Friday, November 21, 2008


I watched American Idol for the first time ever during the most recent season. I was following the two Mormons; Brooke White and David Archuleta. Both are fantastic singers and both represented the Church very well.

Brooke has a rough, sultry voice that, in my mind, makes her unique not only among the other contestants but the entire industry. David's voice is velvety smooth like milk chocolate and he specializes in hitting the high notes.

For those that were perhaps on holiday from the planet at the time and are not aware of the results, David Archuleta wound up placing 2nd and Brooke took 5th. Two weeks ago David was the first of the contestants to release his debut album. I had pledged my support long ago and the album was automatically downloaded into iTunes because I had pre-ordered it.

Part of my commitment to DA meant I would listen to the entire 16 songs (got a few bonus tracks with the preorder) at least twice before passing judgment. It's a good thing I did. After one listen there were only a few songs that stood out - that I thought I could hear on a regular basis. After the second time through, there really is only one song that I don't particularly care for.

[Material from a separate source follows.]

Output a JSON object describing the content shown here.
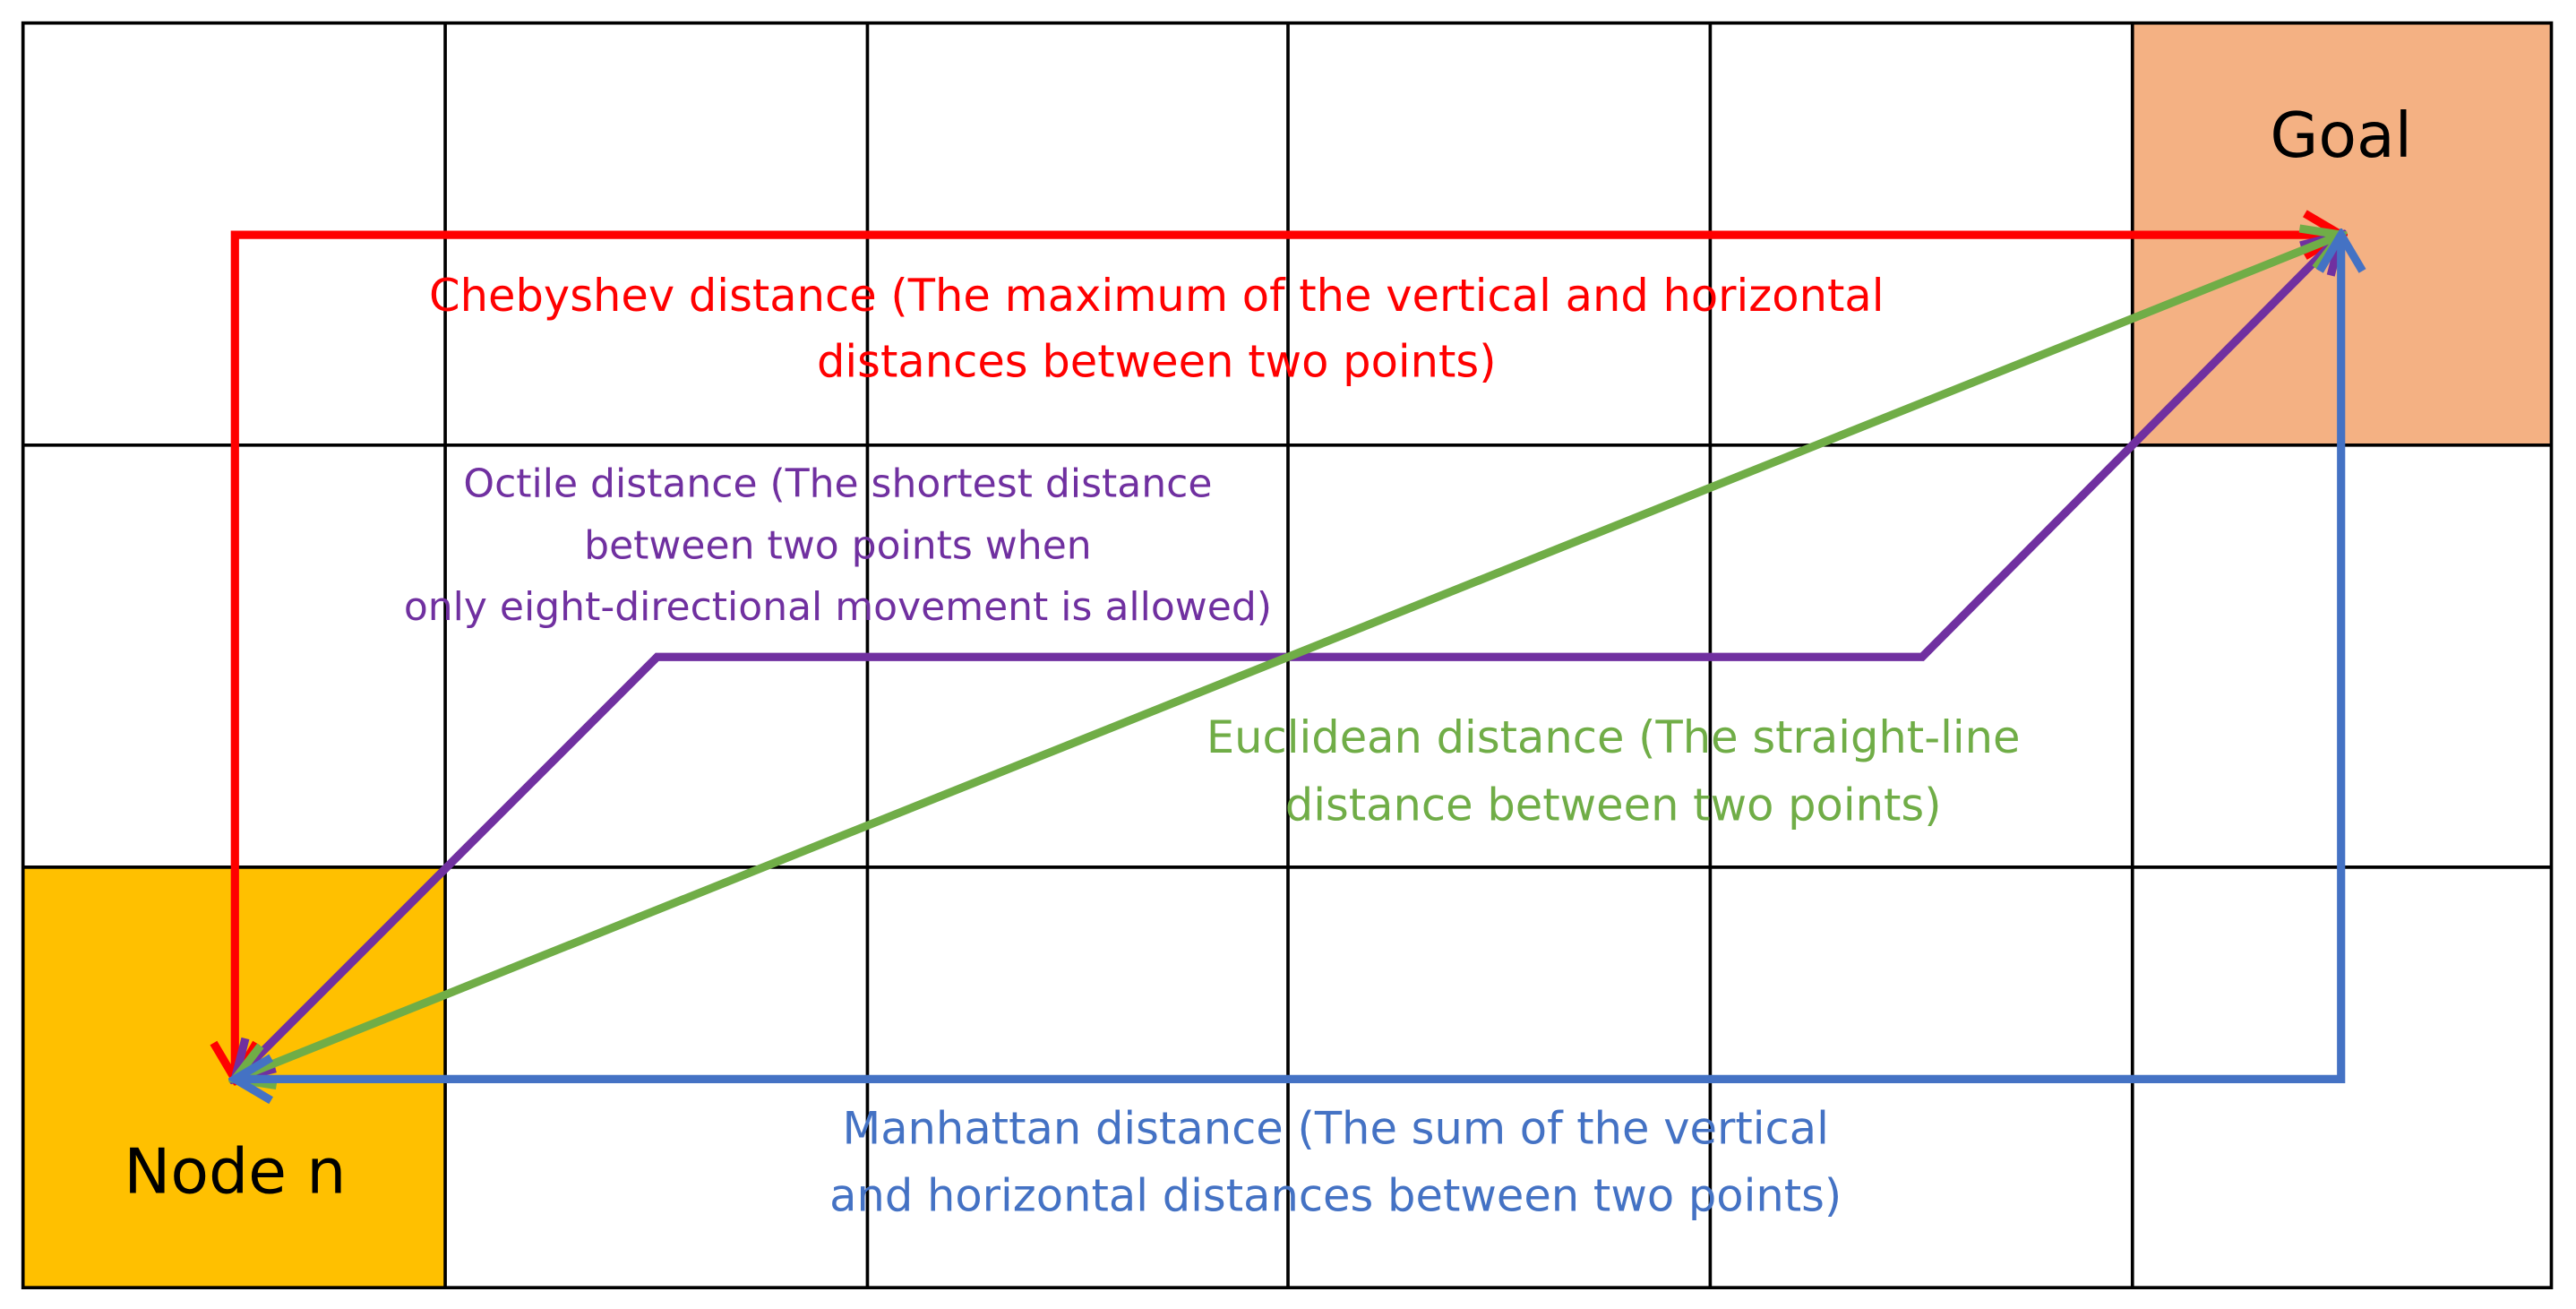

"Crush" is the first single from the album and was released a couple of months ago. It's catchy and reached #2 on Billboard's Hot 100, but not the best of the lot. In my opinion, that honor goes to "Barriers", a satisfying R&B crowd pleaser that I hope gets plenty of attention on the radio to give it the airtime it deserves. Following closely for supremacy is a beautiful quasi-duet with Kara DioGuardi - who also co-wrote the song - called "To Be With You."

A couple of my other favorites include a made-famous-on-Idol cover of "Angels", originally recorded by Robbie Williams, and "Touch My Hand", a peppy little number that will have you singing along in the car.

Perhaps the best quality of this album is it is chock full of good music. There are no caps being busted in any one's posterior. No degrading descriptions of women. No foul language. No suggestion of impropriety. There is no reason whatsoever to hide this disc when you give somebody a lift. Unless, of course, you have a thug image to maintain in front of your homeboys.

Still waiting for something from Brooke White.